We start out with James apparently facing out to sea while snow is falling and the water looks gray and foreboding. His back is to us, and he’s wearing a jacket with the hood pulled over his head. Absolutely nothing else is going on.
James finally turns to face us, and then walks toward the camera until his face is right there. The snow continues to fall and he continues to sing. After a bit, he pulls his hood off so we can see that his hair is all wet, so either he either sweats a lot or he’s been out here messing around in the snow for quite some time. In either case, there’s still not a whole lot happening.
As he breaks into the chorus, with that almost alarming falsetto that makes me think of unsavory things being done to a man’s private bits, James unzips the jacket and takes it off. Then he takes the first of two shirts off, and pauses. Well, at least we have a small amount of dramatic tension. Will he take the next shirt off? Will he?
No, instead he looks up at the sky, and the camera follows. We see a few lonely birds circling in the whiteness, then the camera pulls back down as James is taking off the second and final shirt. I feel a bit cheated. There’s so little happening, that it’s not right to pan away if James is actually doing something.
Now the camera is pulling back, so we can confirm that James is indeed shirtless, because I’m sure there are quality-control people that need to confirm the shirts have been removed per the script. James sits down and takes off his shoes. He’s not wearing socks, even though he’s in the middle of a small blizzard. I’m going to take this as a sign of possible mental instability.

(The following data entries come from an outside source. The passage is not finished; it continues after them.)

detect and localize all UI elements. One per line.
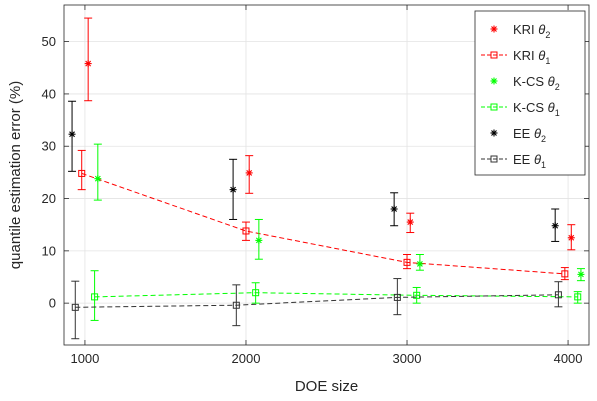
legend-item: KRI θ1 [481,48,550,66]
data-point [390,205,398,213]
series-k-cs-1 [90,270,582,321]
data-point [84,60,92,68]
x-tick-label: 1000 [70,351,99,366]
series-k-cs-2 [93,143,585,282]
x-tick-label: 3000 [393,351,422,366]
legend-label: K-CS θ1 [513,100,560,118]
series-ee-1 [71,278,563,340]
x-axis-label: DOE size [295,378,358,395]
y-axis-label: quantile estimation error (%) [7,81,24,269]
y-tick-label: 40 [42,86,56,101]
series-ee-2 [68,100,560,242]
legend-label: KRI θ1 [513,48,550,66]
data-point [252,289,260,297]
series-line [94,292,578,298]
data-point [403,258,411,266]
star-stroke [94,175,101,182]
data-point [245,169,253,177]
star-stroke [69,131,75,138]
data-point [551,222,559,230]
star-stroke [568,234,575,241]
legend-marker [490,155,498,163]
data-point [393,293,401,301]
star-stroke [230,186,237,193]
x-tick-label: 4000 [554,351,583,366]
x-tick-label: 2000 [232,351,261,366]
data-point [232,301,240,309]
data-point [68,130,76,138]
series-layer [68,17,585,340]
series-kri-1 [77,149,569,281]
y-tick-label: 50 [42,34,56,49]
legend-label: EE θ1 [513,152,546,170]
series-line [81,172,565,275]
series-kri-2 [84,17,576,251]
y-tick-label: 0 [49,296,56,311]
star-stroke [255,237,262,244]
legend-marker [490,129,498,137]
series-line [75,294,559,308]
y-tick-label: 10 [42,243,56,258]
star-stroke [491,78,497,84]
star-stroke [246,169,253,176]
legend-item: K-CS θ1 [481,100,560,118]
legend-item: K-CS θ2 [490,74,560,92]
data-point [413,291,421,299]
data-point [577,270,585,278]
legend-marker [490,77,498,85]
data-point [554,291,562,299]
data-point [567,234,575,242]
data-point [406,218,414,226]
legend-box [474,10,586,176]
data-point [574,293,582,301]
legend-marker [490,51,498,59]
data-point [229,186,237,194]
data-point [416,260,424,268]
data-point [78,169,86,177]
legend-label: KRI θ2 [513,22,550,40]
data-point [94,175,102,183]
legend-label: EE θ2 [513,126,546,144]
star-stroke [552,222,559,229]
legend-marker [490,25,498,33]
legend-marker [490,103,498,111]
data-point [255,236,263,244]
legend-item: EE θ2 [490,126,546,144]
star-stroke [391,206,398,212]
data-point [242,227,250,235]
y-tick-label: 30 [42,139,56,154]
data-point [91,293,99,301]
data-point [561,270,569,278]
star-stroke [416,261,423,267]
star-stroke [578,271,584,278]
legend-label: K-CS θ2 [513,74,560,92]
y-tick-label: 20 [42,191,56,206]
legend: KRI θ2 KRI θ1 K-CS θ2 K-CS θ1 EE θ2 EE θ1 [474,10,586,176]
axis-ticks: 1000 2000 3000 4000 0 10 20 30 40 50 [42,5,589,366]
data-point [71,303,79,311]
legend-item: EE θ1 [481,152,546,170]
star-stroke [491,26,497,32]
legend-item: KRI θ2 [490,22,550,40]
plot-frame [63,4,590,346]
star-stroke [491,130,497,136]
star-stroke [407,219,414,225]
star-stroke [85,60,92,67]
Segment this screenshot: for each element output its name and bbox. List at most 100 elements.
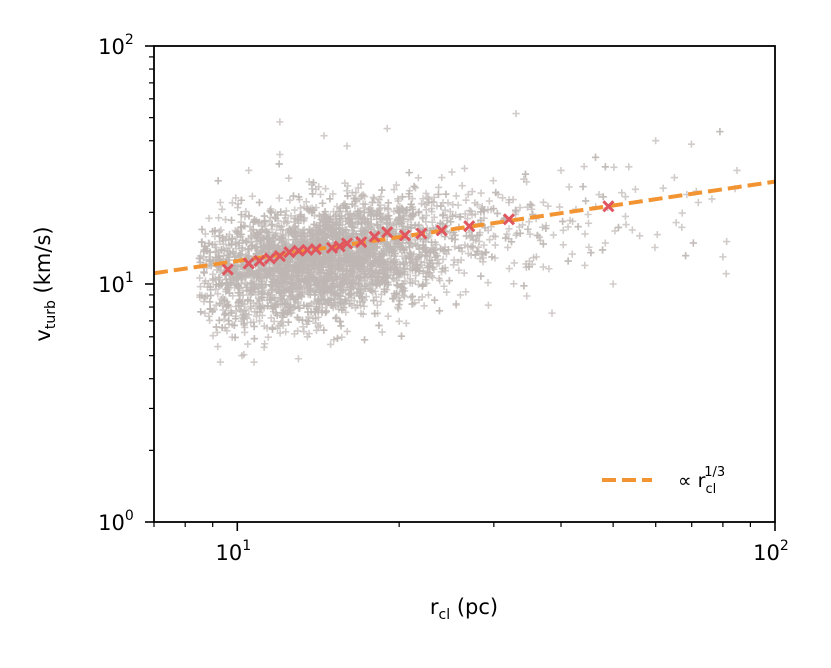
cloud-point-3516 — [408, 292, 417, 301]
cloud-point-952 — [503, 230, 511, 238]
cloud-point-2384 — [452, 211, 460, 219]
cloud-point-3208 — [383, 219, 391, 227]
cloud-point-3861 — [456, 291, 465, 299]
cloud-point-3787 — [235, 298, 243, 306]
cloud-point-948 — [214, 343, 222, 351]
cloud-point-3735 — [358, 220, 366, 228]
cloud-point-2942 — [314, 323, 322, 331]
cloud-point-3456 — [598, 246, 607, 254]
cloud-point-3758 — [293, 293, 301, 301]
cloud-point-3410 — [267, 208, 275, 217]
cloud-point-3404 — [334, 261, 343, 269]
cloud-point-2280 — [267, 314, 275, 322]
cloud-point-535 — [446, 207, 454, 216]
cloud-point-646 — [250, 358, 258, 366]
cloud-point-3603 — [225, 253, 233, 261]
cloud-point-3849 — [276, 150, 284, 159]
cloud-point-3149 — [268, 325, 277, 333]
cloud-point-3471 — [393, 216, 401, 224]
cloud-point-3505 — [257, 280, 265, 289]
cloud-point-2274 — [475, 237, 483, 246]
cloud-point-3554 — [285, 303, 293, 311]
cloud-point-3812 — [317, 294, 325, 303]
cloud-point-2135 — [329, 190, 337, 198]
cloud-point-3743 — [203, 247, 211, 255]
binned-point-12 — [355, 236, 368, 249]
cloud-point-3709 — [412, 264, 420, 272]
cloud-point-3657 — [329, 283, 337, 291]
cloud-point-3476 — [264, 290, 272, 298]
cloud-point-3835 — [425, 262, 433, 270]
cloud-point-3816 — [300, 233, 308, 241]
cloud-point-3590 — [399, 245, 408, 253]
x-tick-label-1: 102 — [753, 538, 789, 565]
cloud-point-3526 — [292, 276, 301, 285]
cloud-point-3852 — [303, 333, 311, 341]
cloud-point-2284 — [441, 206, 449, 214]
cloud-point-3850 — [285, 285, 294, 293]
cloud-point-2584 — [480, 241, 488, 249]
cloud-point-2294 — [242, 207, 250, 216]
cloud-point-3147 — [314, 257, 323, 265]
cloud-point-3227 — [225, 289, 234, 297]
cloud-point-2256 — [214, 214, 223, 222]
cloud-point-2746 — [350, 297, 358, 305]
cloud-point-3694 — [346, 219, 354, 228]
cloud-point-1892 — [241, 300, 249, 308]
cloud-point-731 — [525, 218, 533, 226]
cloud-point-3551 — [248, 279, 256, 287]
binned-point-5 — [283, 246, 296, 259]
cloud-point-3213 — [348, 270, 356, 278]
cloud-point-3631 — [268, 286, 276, 295]
cloud-point-231 — [462, 288, 470, 296]
cloud-point-2217 — [584, 210, 592, 219]
cloud-point-393 — [443, 288, 451, 296]
cloud-point-3718 — [320, 288, 328, 296]
cloud-point-3759 — [445, 277, 453, 285]
cloud-point-2914 — [235, 242, 243, 250]
cloud-point-2731 — [505, 264, 513, 273]
cloud-point-3250 — [232, 315, 240, 323]
cloud-point-3873 — [719, 253, 727, 261]
x-tick-label-0: 101 — [215, 538, 251, 565]
cloud-point-767 — [581, 230, 589, 238]
cloud-point-3076 — [376, 210, 384, 218]
cloud-point-992 — [480, 214, 488, 222]
cloud-point-2553 — [471, 210, 479, 218]
x-axis-label: rcl (pc) — [430, 595, 498, 623]
binned-point-0 — [221, 263, 234, 276]
cloud-point-3395 — [410, 182, 418, 191]
cloud-point-3856 — [357, 245, 365, 253]
cloud-point-3244 — [239, 311, 247, 319]
cloud-point-3103 — [478, 250, 486, 258]
cloud-point-3514 — [318, 229, 326, 238]
cloud-point-2155 — [528, 205, 536, 213]
cloud-point-213 — [343, 327, 351, 336]
cloud-point-3653 — [336, 286, 345, 294]
cloud-point-3755 — [276, 235, 284, 244]
cloud-point-3853 — [312, 185, 320, 193]
cloud-point-3234 — [200, 268, 208, 276]
cloud-point-3820 — [274, 211, 282, 219]
cloud-point-3422 — [360, 336, 369, 344]
cloud-point-3829 — [429, 263, 437, 272]
cloud-point-311 — [302, 198, 310, 206]
cloud-point-3809 — [255, 198, 264, 207]
cloud-point-430 — [455, 266, 463, 274]
cloud-point-3118 — [442, 190, 450, 198]
cloud-point-3785 — [539, 240, 547, 248]
cloud-point-3336 — [501, 234, 510, 242]
cloud-point-3262 — [405, 169, 413, 177]
cloud-point-552 — [378, 328, 386, 336]
cloud-point-333 — [504, 243, 512, 252]
cloud-point-3739 — [332, 221, 340, 229]
cloud-point-3786 — [349, 257, 357, 265]
cloud-point-127 — [559, 226, 567, 234]
cloud-point-3690 — [389, 246, 397, 255]
cloud-point-744 — [678, 209, 686, 217]
cloud-point-3547 — [249, 226, 257, 234]
cloud-point-3376 — [372, 280, 380, 289]
cloud-point-3866 — [557, 166, 565, 175]
cloud-point-2147 — [311, 314, 320, 323]
cloud-point-2677 — [621, 193, 630, 201]
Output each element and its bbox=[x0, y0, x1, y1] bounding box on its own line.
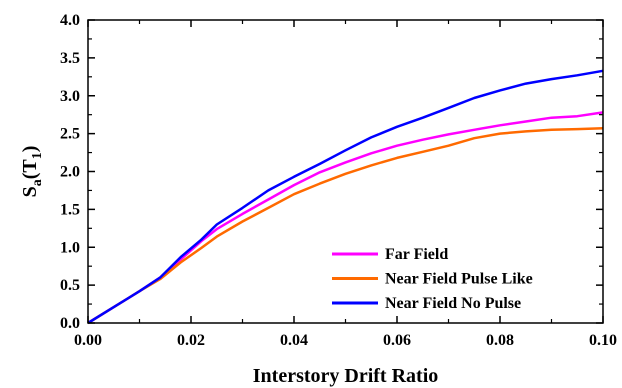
legend-label: Far Field bbox=[385, 246, 448, 263]
legend: Far Field Near Field Pulse Like Near Field… bbox=[332, 246, 533, 312]
x-tick-label: 0.10 bbox=[589, 332, 617, 349]
y-tick-label: 3.0 bbox=[60, 88, 80, 105]
plot-content bbox=[87, 69, 604, 325]
y-tick-label: 4.0 bbox=[60, 12, 80, 29]
y-tick-label: 2.5 bbox=[60, 126, 80, 143]
y-axis-title-mid: (T bbox=[19, 159, 41, 180]
y-tick-label: 0.0 bbox=[60, 315, 80, 332]
series-line-1 bbox=[87, 127, 604, 325]
y-tick-label: 3.5 bbox=[60, 50, 80, 67]
y-axis-title-main: S bbox=[19, 186, 41, 197]
series-line-0 bbox=[87, 111, 604, 325]
y-axis-title-sub2: 1 bbox=[30, 152, 45, 159]
y-axis-title: Sa(T1) bbox=[19, 146, 45, 198]
y-axis-title-end: ) bbox=[19, 146, 41, 153]
series-line-2 bbox=[87, 69, 604, 325]
x-tick-label: 0.06 bbox=[383, 332, 411, 349]
axes-ticks: 0.00 0.02 0.04 0.06 0.08 0.10 0.0 0.5 1.0 1.5 2.0 2… bbox=[60, 12, 617, 349]
x-tick-label: 0.00 bbox=[74, 332, 102, 349]
y-tick-label: 1.5 bbox=[60, 201, 80, 218]
x-axis-title: Interstory Drift Ratio bbox=[253, 365, 439, 387]
x-tick-label: 0.02 bbox=[177, 332, 205, 349]
y-tick-label: 1.0 bbox=[60, 239, 80, 256]
y-tick-label: 0.5 bbox=[60, 277, 80, 294]
x-tick-label: 0.04 bbox=[280, 332, 308, 349]
legend-label: Near Field Pulse Like bbox=[385, 271, 533, 288]
x-tick-label: 0.08 bbox=[486, 332, 514, 349]
legend-label: Near Field No Pulse bbox=[385, 295, 521, 312]
y-axis-title-sub1: a bbox=[30, 179, 45, 186]
y-tick-label: 2.0 bbox=[60, 164, 80, 181]
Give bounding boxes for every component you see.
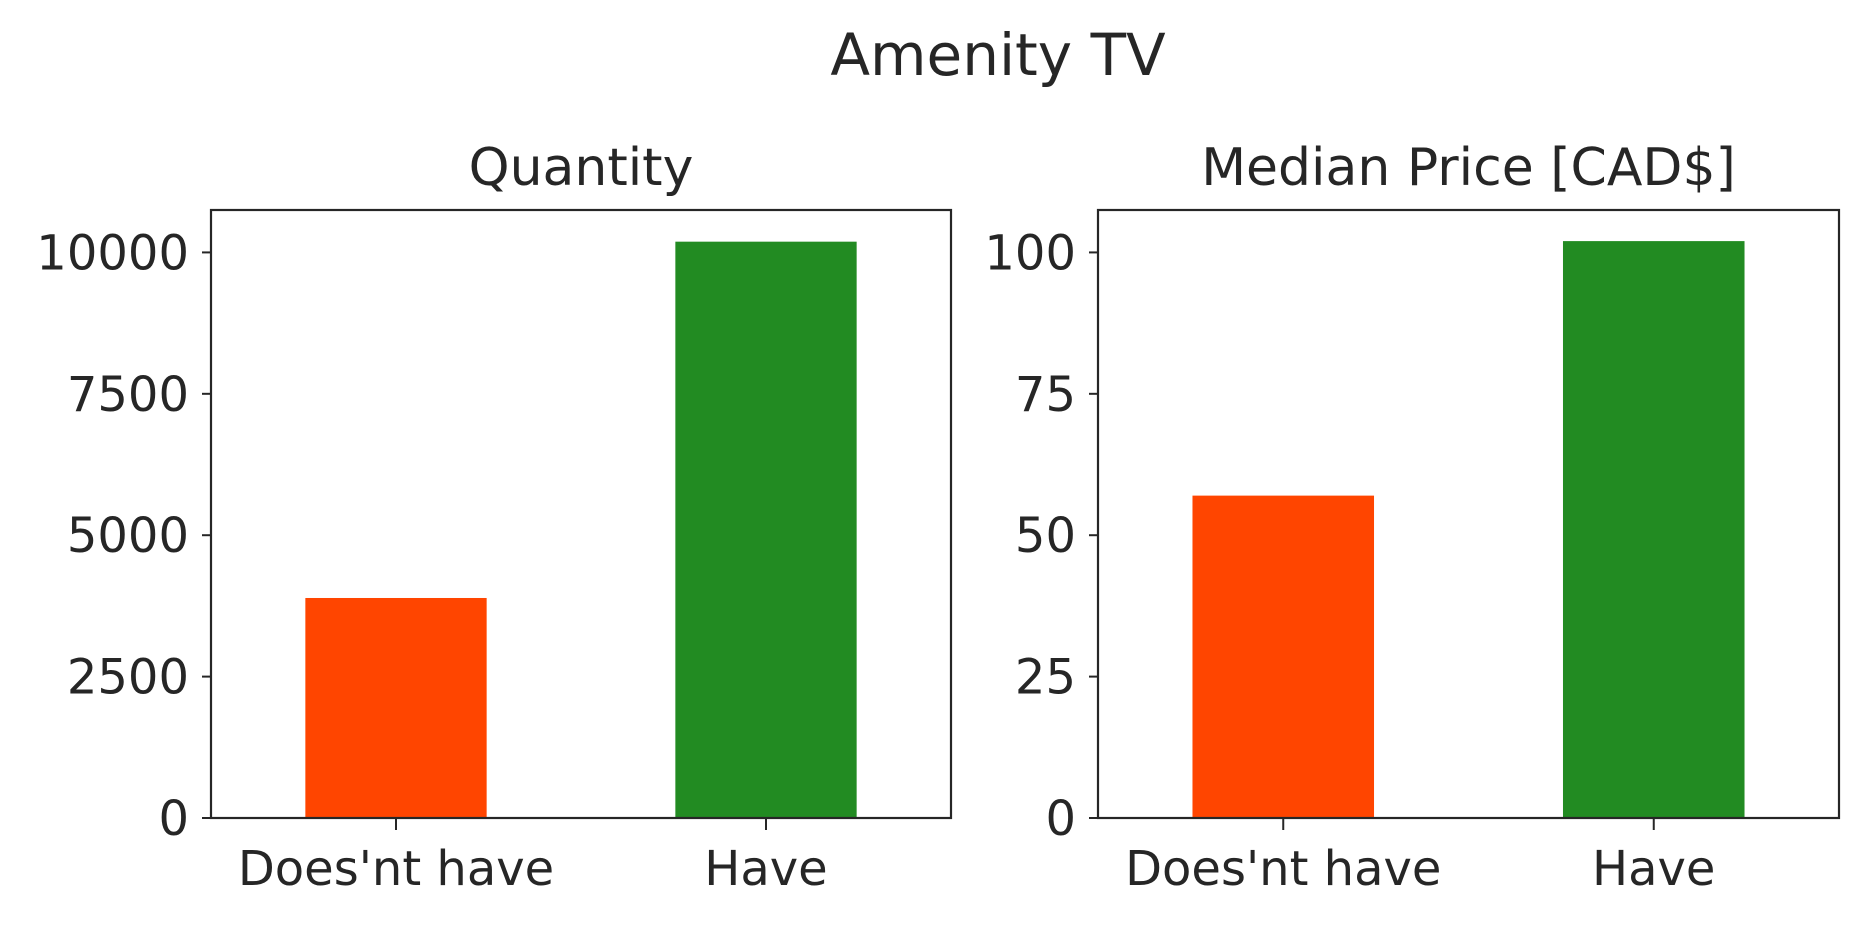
y-tick-label: 0 <box>158 791 189 847</box>
bar-1 <box>305 597 487 818</box>
bar-2 <box>675 241 857 819</box>
bar-2 <box>1562 241 1745 818</box>
y-tick-label: 25 <box>1015 650 1076 706</box>
y-tick-label: 5000 <box>67 508 189 564</box>
y-tick-label: 0 <box>1045 791 1076 847</box>
y-tick-label: 50 <box>1015 508 1076 564</box>
x-tick-label: Have <box>704 841 827 897</box>
x-tick-label: Have <box>1592 841 1715 897</box>
bar-1 <box>1192 495 1375 818</box>
axes-frame <box>209 208 953 820</box>
figure-title: Amenity TV <box>830 21 1166 89</box>
y-tick-label: 100 <box>984 225 1076 281</box>
y-tick-label: 75 <box>1015 367 1076 423</box>
y-tick-label: 2500 <box>67 650 189 706</box>
y-tick-label: 10000 <box>36 225 189 281</box>
chart-panels: Quantity 0 2500 5000 7500 10000 Does'nt have Ha… <box>36 138 1841 897</box>
y-tick-label: 7500 <box>67 367 189 423</box>
axes-frame <box>1096 208 1841 820</box>
panel-title: Median Price [CAD$] <box>1201 138 1736 198</box>
x-tick-label: Does'nt have <box>238 841 554 897</box>
chart-panel-1: Quantity 0 2500 5000 7500 10000 Does'nt have Ha… <box>36 138 953 897</box>
chart-panel-2: Median Price [CAD$] 0 25 50 75 100 Does'nt hav… <box>984 138 1841 897</box>
panel-title: Quantity <box>469 138 694 198</box>
x-tick-label: Does'nt have <box>1125 841 1441 897</box>
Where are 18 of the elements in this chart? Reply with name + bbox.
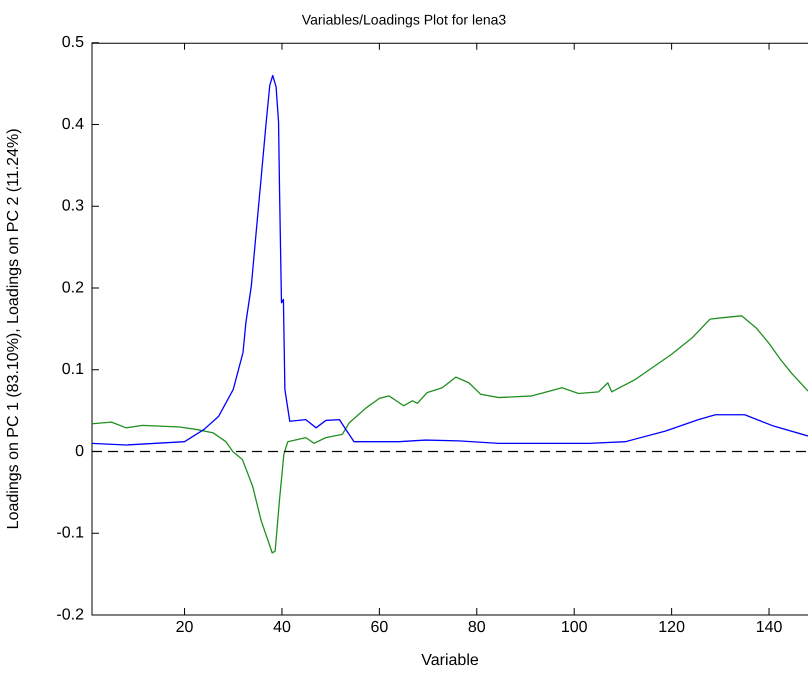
x-tick-label: 60 xyxy=(370,619,388,636)
y-tick-label: 0.4 xyxy=(62,116,84,133)
y-tick-label: -0.1 xyxy=(56,524,84,542)
x-tick-label: 140 xyxy=(756,619,782,636)
x-tick-label: 120 xyxy=(658,619,686,636)
y-tick-label: 0.5 xyxy=(62,34,84,52)
y-tick-label: -0.2 xyxy=(56,606,84,624)
x-tick-label: 40 xyxy=(273,619,291,636)
y-tick-label: 0.3 xyxy=(62,198,84,215)
y-tick-label: 0.2 xyxy=(62,279,84,296)
y-tick-label: 0.1 xyxy=(62,361,84,378)
chart-title: Variables/Loadings Plot for lena3 xyxy=(302,11,506,28)
x-tick-label: 20 xyxy=(176,619,194,636)
x-tick-label: 80 xyxy=(468,619,486,636)
x-tick-label: 100 xyxy=(560,619,588,636)
y-axis-title: Loadings on PC 1 (83.10%), Loadings on PC 2 (11.24%) xyxy=(5,128,22,530)
x-axis-title: Variable xyxy=(421,652,479,669)
y-tick-label: 0 xyxy=(75,442,84,460)
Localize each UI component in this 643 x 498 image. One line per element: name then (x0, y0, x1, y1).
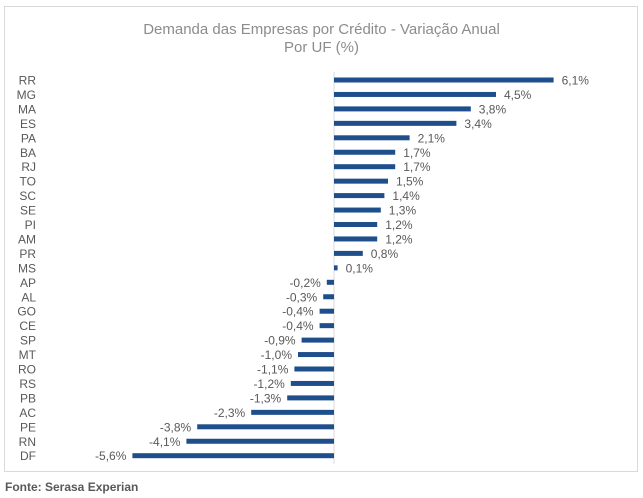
data-label-df: -5,6% (95, 449, 127, 463)
bar-se (334, 207, 381, 213)
bar-df (132, 453, 334, 459)
data-label-ms: 0,1% (346, 261, 374, 275)
bar-go (319, 308, 334, 314)
data-label-ma: 3,8% (479, 102, 507, 116)
data-label-pa: 2,1% (418, 131, 446, 145)
bar-sp (301, 337, 334, 343)
bar-pi (334, 222, 378, 227)
data-label-pb: -1,3% (250, 391, 282, 405)
data-label-se: 1,3% (389, 204, 417, 218)
category-label-rn: RN (19, 435, 36, 449)
bar-ap (326, 279, 334, 285)
category-label-mt: MT (19, 348, 37, 362)
data-label-sp: -0,9% (264, 334, 296, 348)
bar-pe (197, 424, 334, 430)
bar-al (323, 294, 334, 300)
bar-to (334, 178, 388, 184)
chart-subtitle: Por UF (%) (284, 39, 359, 56)
category-label-mg: MG (17, 88, 36, 102)
bar-mt (298, 352, 334, 358)
bar-ac (251, 409, 334, 415)
data-label-rn: -4,1% (149, 435, 181, 449)
category-label-ap: AP (20, 276, 36, 290)
category-label-ma: MA (18, 102, 36, 116)
data-label-pe: -3,8% (160, 420, 192, 434)
bar-rs (290, 380, 334, 386)
bar-mg (334, 91, 496, 97)
bar-ro (294, 366, 334, 372)
data-label-rs: -1,2% (253, 377, 285, 391)
bar-pr (334, 250, 363, 256)
bar-ce (319, 323, 334, 329)
category-label-sc: SC (19, 189, 36, 203)
data-label-go: -0,4% (282, 305, 314, 319)
category-label-se: SE (20, 204, 36, 218)
category-label-rj: RJ (21, 160, 36, 174)
category-label-df: DF (20, 449, 36, 463)
category-label-rr: RR (19, 74, 37, 88)
category-label-pr: PR (19, 247, 36, 261)
data-label-pr: 0,8% (371, 247, 399, 261)
category-label-ms: MS (18, 261, 36, 275)
bar-ma (334, 106, 471, 112)
category-label-to: TO (20, 175, 36, 189)
data-label-ro: -1,1% (257, 363, 289, 377)
category-label-ro: RO (18, 363, 36, 377)
category-label-go: GO (17, 305, 36, 319)
data-label-ap: -0,2% (289, 276, 321, 290)
bar-rr (334, 77, 554, 83)
data-label-rr: 6,1% (562, 74, 590, 88)
chart-title: Demanda das Empresas por Crédito - Varia… (143, 21, 500, 38)
category-label-al: AL (21, 290, 36, 304)
data-label-ce: -0,4% (282, 319, 314, 333)
data-label-pi: 1,2% (385, 218, 413, 232)
category-label-es: ES (20, 117, 36, 131)
data-label-sc: 1,4% (392, 189, 420, 203)
source-note: Fonte: Serasa Experian (5, 480, 139, 494)
bar-pb (287, 395, 334, 401)
chart-frame (4, 6, 638, 472)
category-label-ce: CE (19, 319, 36, 333)
bar-sc (334, 193, 385, 199)
category-label-pa: PA (21, 131, 36, 145)
data-label-mg: 4,5% (504, 88, 532, 102)
data-label-am: 1,2% (385, 232, 413, 246)
data-label-rj: 1,7% (403, 160, 431, 174)
data-label-es: 3,4% (464, 117, 492, 131)
bar-rj (334, 164, 396, 170)
category-label-ba: BA (20, 146, 36, 160)
category-label-rs: RS (19, 377, 36, 391)
bar-am (334, 236, 378, 242)
data-label-to: 1,5% (396, 175, 424, 189)
bar-rn (186, 438, 334, 444)
category-label-pe: PE (20, 420, 36, 434)
bar-ms (334, 265, 338, 271)
data-label-ac: -2,3% (214, 406, 246, 420)
category-label-pi: PI (25, 218, 36, 232)
bar-es (334, 120, 457, 126)
category-label-sp: SP (20, 334, 36, 348)
bar-pa (334, 135, 410, 141)
bar-ba (334, 149, 396, 155)
data-label-al: -0,3% (286, 290, 318, 304)
data-label-ba: 1,7% (403, 146, 431, 160)
category-label-ac: AC (19, 406, 36, 420)
category-label-am: AM (18, 232, 36, 246)
category-label-pb: PB (20, 391, 36, 405)
data-label-mt: -1,0% (261, 348, 293, 362)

Then James begins taking things out of his pants pockets, lining them up with his shoes in front of him, and I start to get an inkling of where this is going. (Really, producers? You want to go there?) James also takes a ring off one of his fingers (but does not, interestingly enough, remove the Madonna-tribute rubber bracelets on his other wrist). The camera zooms in so we can review the line of treasures. Yep, pocket things: watch, money clip, matchbook, guitar pick, and… some other something. (We all have one of those.)
The camera pans up so we can see there is now only one bird in the sky. (Can you blame the others that left? There’s got to be something more intriguing further down the coastline.)
Camera comes back down, and we’re further away from James than we were. He stands sideways as the camera zooms toward him, then he begins running away.
Then James leaps as we learn that he was actually on a high cliff, and falls a long way down to the sea. As the final line of “I will never be with you” is sung, James disappears beneath the water.
Great. Can’t be with the one you love? Find a cold cliff with inclement weather, partially strip, arrange your personal inventory in a nice line, then make sure you will never be with that one you love by taking yourself out of the picture.
Don’t believe it, kids. This is NOT the answer. Just say no.
And stay away from high places where it snows. Nothing good can come of that.